John Henry Henshall, RWS MAFA (1856-1928)
John Henry Henshall specialised in large-scale genre scenes in watercolour in an absorbing realistic mode. His favourite themes included the contrast of youth and old age, as in the present example.
John Henry Henshall was born in Manchester on 11 April 1856, the son of Benjamin Henshall, a pawnbroker and money lender. Initially studying at Manchester School of Art under William Jabez Muckley, he moved to London in March 1876 and took up a place at the National Art Training School. However, after just a term, he transferred to the Royal Academy Schools, on the recommendation of Edward Poynter. In 1880, the RA Schools awarded him a silver medal for a Painting of a Head from the Life.
Becoming a figure and portrait painter in oil and especially watercolour, Henshall produced often large-scale genre and historical scenes in a realist mode.
He began exhibiting from as early as 1878, and especially at the Royal Academy, the Royal Society of British Artists and the Royal Society of Painters in Water-Colours (of which he became an associate in 1883, a full member in 1897). His work also appeared in provincial exhibitions and abroad, and he won several international medals.
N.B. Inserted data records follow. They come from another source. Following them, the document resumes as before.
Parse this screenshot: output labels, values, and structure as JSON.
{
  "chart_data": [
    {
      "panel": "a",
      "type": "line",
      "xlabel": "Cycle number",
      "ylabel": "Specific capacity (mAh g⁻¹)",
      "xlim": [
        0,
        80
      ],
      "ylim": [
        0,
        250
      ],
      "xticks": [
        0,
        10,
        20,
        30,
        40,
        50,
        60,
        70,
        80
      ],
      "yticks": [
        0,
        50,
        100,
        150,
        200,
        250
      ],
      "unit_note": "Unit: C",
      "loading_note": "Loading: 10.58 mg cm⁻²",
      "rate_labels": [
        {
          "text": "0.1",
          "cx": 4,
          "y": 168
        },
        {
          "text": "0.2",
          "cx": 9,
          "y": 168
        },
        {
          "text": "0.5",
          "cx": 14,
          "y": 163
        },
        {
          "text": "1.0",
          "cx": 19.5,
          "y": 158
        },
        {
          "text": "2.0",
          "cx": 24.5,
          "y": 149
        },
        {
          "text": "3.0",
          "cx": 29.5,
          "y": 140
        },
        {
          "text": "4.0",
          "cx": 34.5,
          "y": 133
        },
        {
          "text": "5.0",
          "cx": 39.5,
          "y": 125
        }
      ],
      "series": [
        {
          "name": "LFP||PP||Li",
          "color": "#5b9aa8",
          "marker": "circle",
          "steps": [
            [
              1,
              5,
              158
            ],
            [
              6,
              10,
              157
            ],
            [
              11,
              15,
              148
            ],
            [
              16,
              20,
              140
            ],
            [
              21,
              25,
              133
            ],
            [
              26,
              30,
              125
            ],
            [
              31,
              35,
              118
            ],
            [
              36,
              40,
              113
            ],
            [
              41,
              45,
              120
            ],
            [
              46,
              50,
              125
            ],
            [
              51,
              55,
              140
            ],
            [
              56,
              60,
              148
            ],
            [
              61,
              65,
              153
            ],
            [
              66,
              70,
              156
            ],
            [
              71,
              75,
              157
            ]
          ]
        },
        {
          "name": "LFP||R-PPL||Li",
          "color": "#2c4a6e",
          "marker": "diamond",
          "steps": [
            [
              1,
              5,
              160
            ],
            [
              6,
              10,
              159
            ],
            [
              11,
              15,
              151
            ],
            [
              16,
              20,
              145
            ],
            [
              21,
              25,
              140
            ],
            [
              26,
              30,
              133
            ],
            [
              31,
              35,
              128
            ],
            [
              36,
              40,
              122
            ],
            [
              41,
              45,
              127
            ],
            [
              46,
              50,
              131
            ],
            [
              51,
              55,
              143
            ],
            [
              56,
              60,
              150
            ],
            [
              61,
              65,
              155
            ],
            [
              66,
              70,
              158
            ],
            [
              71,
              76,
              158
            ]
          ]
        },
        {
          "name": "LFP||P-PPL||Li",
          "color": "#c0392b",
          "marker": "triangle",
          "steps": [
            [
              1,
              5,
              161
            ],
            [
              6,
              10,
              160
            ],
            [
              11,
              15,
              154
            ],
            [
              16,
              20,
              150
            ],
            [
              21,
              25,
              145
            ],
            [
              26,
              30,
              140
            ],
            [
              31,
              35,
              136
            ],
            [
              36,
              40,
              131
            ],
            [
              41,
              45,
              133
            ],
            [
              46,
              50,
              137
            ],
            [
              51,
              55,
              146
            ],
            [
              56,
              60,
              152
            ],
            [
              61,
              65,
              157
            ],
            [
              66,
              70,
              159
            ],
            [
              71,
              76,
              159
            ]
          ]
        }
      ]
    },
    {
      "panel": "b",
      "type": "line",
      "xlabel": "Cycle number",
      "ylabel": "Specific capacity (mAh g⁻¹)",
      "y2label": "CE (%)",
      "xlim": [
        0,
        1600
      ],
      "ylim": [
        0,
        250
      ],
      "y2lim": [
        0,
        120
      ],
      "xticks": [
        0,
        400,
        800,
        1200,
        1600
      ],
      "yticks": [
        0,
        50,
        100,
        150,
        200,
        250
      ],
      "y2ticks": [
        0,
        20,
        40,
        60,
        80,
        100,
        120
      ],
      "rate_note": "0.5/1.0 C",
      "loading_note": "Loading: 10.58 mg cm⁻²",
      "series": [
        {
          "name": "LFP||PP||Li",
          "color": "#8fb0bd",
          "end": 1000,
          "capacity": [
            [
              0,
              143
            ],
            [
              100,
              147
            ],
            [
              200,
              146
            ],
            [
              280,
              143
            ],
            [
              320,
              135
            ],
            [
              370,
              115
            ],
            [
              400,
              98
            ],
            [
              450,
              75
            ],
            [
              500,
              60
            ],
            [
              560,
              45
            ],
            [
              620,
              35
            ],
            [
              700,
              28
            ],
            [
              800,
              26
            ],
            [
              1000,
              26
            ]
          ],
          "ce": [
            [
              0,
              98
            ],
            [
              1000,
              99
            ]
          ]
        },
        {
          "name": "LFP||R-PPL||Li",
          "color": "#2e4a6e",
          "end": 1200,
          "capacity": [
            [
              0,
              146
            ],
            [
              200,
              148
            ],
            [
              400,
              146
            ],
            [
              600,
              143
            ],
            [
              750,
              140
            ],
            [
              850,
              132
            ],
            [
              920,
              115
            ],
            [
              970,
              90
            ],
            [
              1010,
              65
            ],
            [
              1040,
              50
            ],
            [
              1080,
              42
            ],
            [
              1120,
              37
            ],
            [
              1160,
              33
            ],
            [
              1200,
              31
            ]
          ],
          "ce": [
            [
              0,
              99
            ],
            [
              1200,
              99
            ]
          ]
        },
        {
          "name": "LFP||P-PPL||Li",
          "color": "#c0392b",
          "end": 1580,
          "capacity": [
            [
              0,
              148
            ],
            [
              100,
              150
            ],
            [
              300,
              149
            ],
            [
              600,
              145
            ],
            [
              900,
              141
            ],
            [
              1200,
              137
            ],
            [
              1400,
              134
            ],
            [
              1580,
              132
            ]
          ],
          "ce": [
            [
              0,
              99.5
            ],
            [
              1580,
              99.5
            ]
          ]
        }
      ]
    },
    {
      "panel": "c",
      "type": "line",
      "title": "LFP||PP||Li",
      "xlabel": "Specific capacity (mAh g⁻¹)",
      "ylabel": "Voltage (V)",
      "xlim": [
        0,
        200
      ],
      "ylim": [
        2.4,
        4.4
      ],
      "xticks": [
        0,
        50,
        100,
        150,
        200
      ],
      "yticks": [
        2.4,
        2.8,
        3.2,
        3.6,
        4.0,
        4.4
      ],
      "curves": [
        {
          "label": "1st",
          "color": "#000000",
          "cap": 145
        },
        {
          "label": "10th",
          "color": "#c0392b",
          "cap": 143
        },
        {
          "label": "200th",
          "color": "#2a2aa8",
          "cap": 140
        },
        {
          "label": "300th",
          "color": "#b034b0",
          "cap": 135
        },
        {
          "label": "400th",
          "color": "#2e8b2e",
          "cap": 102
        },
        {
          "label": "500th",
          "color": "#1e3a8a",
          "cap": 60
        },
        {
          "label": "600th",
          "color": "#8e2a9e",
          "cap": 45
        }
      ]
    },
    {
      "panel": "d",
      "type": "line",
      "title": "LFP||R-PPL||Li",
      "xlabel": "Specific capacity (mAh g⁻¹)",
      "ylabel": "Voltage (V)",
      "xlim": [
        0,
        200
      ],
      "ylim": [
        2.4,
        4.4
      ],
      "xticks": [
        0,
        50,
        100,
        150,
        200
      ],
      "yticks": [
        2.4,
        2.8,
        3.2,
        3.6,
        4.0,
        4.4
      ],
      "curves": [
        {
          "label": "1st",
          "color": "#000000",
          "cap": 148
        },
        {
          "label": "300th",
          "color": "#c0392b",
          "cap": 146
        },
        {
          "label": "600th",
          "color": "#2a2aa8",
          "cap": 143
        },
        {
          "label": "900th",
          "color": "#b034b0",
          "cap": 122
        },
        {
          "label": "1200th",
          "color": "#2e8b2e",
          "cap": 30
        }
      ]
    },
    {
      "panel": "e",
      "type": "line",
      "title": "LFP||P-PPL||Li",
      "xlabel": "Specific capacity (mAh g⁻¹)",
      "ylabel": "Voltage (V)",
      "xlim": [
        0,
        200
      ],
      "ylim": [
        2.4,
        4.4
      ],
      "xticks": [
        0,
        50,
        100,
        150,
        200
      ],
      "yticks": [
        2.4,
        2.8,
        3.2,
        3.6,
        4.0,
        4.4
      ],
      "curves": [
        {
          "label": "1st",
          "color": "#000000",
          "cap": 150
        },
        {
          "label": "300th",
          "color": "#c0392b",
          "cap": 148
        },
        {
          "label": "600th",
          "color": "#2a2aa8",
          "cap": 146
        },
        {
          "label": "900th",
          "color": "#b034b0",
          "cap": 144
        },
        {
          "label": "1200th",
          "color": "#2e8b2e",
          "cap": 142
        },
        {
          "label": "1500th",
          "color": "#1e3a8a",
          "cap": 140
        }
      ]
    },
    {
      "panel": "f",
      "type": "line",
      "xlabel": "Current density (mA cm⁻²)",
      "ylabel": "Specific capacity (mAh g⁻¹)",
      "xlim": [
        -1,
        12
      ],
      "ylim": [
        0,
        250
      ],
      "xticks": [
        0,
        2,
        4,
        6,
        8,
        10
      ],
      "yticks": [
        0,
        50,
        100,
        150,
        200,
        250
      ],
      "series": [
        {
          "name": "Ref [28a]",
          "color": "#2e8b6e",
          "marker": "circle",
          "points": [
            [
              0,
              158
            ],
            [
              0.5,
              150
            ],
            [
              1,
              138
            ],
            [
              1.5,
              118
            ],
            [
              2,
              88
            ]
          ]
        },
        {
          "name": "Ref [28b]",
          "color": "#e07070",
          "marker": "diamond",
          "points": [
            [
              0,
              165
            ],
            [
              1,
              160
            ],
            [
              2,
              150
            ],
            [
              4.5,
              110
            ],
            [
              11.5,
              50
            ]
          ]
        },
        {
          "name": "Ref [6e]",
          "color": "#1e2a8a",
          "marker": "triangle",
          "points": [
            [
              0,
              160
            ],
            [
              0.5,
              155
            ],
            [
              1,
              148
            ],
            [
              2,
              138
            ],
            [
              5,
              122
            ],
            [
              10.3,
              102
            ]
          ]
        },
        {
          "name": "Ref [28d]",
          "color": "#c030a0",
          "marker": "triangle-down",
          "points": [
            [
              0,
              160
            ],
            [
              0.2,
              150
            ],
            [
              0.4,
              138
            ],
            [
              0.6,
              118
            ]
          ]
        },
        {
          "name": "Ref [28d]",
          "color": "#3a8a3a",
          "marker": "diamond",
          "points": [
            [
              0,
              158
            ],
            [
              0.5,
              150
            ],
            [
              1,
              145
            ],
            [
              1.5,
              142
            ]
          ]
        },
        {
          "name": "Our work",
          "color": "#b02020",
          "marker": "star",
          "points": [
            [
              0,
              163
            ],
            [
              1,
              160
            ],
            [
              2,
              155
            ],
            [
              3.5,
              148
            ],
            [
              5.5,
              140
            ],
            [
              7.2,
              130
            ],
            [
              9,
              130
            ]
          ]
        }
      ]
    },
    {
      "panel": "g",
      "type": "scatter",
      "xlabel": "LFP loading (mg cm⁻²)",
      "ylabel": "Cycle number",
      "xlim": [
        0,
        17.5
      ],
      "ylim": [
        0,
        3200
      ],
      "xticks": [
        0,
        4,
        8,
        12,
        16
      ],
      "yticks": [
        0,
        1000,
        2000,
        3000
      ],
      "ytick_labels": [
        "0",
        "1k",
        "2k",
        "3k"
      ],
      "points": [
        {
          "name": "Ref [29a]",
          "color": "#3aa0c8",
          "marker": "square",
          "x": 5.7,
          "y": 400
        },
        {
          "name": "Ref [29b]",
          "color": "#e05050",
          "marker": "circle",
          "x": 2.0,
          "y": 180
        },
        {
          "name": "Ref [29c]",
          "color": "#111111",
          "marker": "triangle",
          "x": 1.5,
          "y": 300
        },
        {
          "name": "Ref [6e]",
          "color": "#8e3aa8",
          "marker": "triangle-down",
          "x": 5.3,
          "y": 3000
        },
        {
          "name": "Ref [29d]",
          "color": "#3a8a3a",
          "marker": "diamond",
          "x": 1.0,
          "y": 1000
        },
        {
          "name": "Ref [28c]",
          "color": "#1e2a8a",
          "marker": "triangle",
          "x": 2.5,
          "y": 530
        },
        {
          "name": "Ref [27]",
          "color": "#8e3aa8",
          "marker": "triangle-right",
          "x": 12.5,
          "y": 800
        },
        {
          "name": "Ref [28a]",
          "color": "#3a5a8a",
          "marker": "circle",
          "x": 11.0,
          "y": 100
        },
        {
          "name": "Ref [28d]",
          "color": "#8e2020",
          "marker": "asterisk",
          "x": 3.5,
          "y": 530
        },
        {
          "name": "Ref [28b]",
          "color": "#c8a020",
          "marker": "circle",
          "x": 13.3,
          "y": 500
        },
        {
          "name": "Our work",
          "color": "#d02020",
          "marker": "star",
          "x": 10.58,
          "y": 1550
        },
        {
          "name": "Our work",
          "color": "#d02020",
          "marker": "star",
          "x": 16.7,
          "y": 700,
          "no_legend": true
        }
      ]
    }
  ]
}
During the 1880s and early 1890s, Henshall lived at a number of London addresses. However, in 1895, he went back to Lancashire and settled in Southport (possibly as the result of marriage). While there, he continued to exhibit regularly and, in 1901, became a member of the Manchester Academy of Fine Arts. Then, in 1904, he returned south, and lived at ‘Torghatten’, a house on the Pinner Road, Harrow, and also at ‘The Cottage’, Bosham. He is likely to have been the Henry Henshall who illustrated K H MacDermott’s Bosham Church: Its History and Antiquities, which appeared in 1911. In April 1912, the Leicester Galleries mounted a solo show of his work, entitled, ‘Watercolours of Cottage Folk’. He died on 18 November 1928.